Tuesday, March 27, 2018

Limit of recurrence sequence


I have to find a limit (or prove it doesn't exist) for the following recurrence sequence.


$a_1 = 2; a_{n+1} = \frac{1}{2}(a_n + \frac{2}{a_n})$


Now I know, in order to find the limit, I first need to prove that the sequence is monotonic and bounded. I've made a partial table of values and concluded that the sequence is decreasing, thus to prove monotonicity, I've written down:


$ a_{n+1} < a_n \rightarrow a_n > \sqrt{2} $



And that's all I could think of. I don't think the inequality above proves anything so I don't know how to continue. I tried to calculate limit of the sequence by using limits of elements as follows:


$ \lim a_{n+1} = \frac{1}{2}(\lim a_n + \lim \frac{2}{a_n}) = a\Rightarrow a = \sqrt{2}$


But without proving monotonicity and bounding, there's no proof the limit exists at all.
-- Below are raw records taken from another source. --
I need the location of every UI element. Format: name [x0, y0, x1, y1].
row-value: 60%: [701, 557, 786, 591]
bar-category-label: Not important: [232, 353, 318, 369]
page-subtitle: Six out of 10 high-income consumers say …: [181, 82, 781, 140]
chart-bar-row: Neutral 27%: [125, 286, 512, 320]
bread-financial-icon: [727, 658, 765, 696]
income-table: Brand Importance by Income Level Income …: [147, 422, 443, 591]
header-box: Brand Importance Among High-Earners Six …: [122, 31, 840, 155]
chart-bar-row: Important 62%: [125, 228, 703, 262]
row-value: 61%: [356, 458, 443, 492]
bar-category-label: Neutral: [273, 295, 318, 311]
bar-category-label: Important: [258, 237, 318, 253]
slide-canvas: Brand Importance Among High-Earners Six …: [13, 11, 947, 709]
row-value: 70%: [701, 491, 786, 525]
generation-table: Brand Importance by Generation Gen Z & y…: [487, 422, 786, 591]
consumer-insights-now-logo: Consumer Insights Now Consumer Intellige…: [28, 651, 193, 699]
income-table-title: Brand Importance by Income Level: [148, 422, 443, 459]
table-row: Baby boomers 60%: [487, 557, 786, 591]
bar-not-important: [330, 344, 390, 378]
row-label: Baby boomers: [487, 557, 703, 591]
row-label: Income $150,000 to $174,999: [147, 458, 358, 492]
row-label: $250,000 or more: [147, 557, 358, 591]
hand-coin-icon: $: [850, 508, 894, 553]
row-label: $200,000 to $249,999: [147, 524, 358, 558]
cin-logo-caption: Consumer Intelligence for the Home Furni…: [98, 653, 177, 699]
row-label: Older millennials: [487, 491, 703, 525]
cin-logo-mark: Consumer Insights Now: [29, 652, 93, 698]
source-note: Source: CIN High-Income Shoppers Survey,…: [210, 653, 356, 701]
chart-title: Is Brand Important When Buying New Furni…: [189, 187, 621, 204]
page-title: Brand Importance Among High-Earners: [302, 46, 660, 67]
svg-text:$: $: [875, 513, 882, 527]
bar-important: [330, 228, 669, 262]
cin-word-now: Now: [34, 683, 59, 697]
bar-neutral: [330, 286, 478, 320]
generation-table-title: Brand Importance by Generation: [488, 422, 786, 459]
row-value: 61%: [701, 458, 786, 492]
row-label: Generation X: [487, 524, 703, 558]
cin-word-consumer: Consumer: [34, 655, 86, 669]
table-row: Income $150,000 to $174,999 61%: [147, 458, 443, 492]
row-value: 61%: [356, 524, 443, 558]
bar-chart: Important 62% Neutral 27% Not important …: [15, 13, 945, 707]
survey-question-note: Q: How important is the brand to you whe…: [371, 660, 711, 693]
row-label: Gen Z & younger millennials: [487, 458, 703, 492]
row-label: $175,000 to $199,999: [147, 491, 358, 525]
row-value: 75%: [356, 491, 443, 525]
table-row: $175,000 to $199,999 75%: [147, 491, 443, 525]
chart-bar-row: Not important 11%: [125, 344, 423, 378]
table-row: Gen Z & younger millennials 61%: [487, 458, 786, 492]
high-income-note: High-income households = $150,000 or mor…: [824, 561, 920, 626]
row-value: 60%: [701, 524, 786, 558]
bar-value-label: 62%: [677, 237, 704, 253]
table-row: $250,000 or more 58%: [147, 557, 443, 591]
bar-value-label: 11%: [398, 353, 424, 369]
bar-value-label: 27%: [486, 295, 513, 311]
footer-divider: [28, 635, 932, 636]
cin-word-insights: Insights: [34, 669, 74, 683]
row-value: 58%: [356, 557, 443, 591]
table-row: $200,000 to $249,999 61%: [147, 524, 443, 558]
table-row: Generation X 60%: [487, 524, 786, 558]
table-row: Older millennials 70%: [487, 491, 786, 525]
Thank you for any help in advance.


Answer



That is the Babylon's algorithm use to extract the root of a real number, hence the limit you found is good. Have you seen how to study sequences of the form $a_{n+1}=f\left(a_n\right)$ ? You can also focus on $\displaystyle \frac{a_{n+1}}{a_n}$ since the sequence is never null.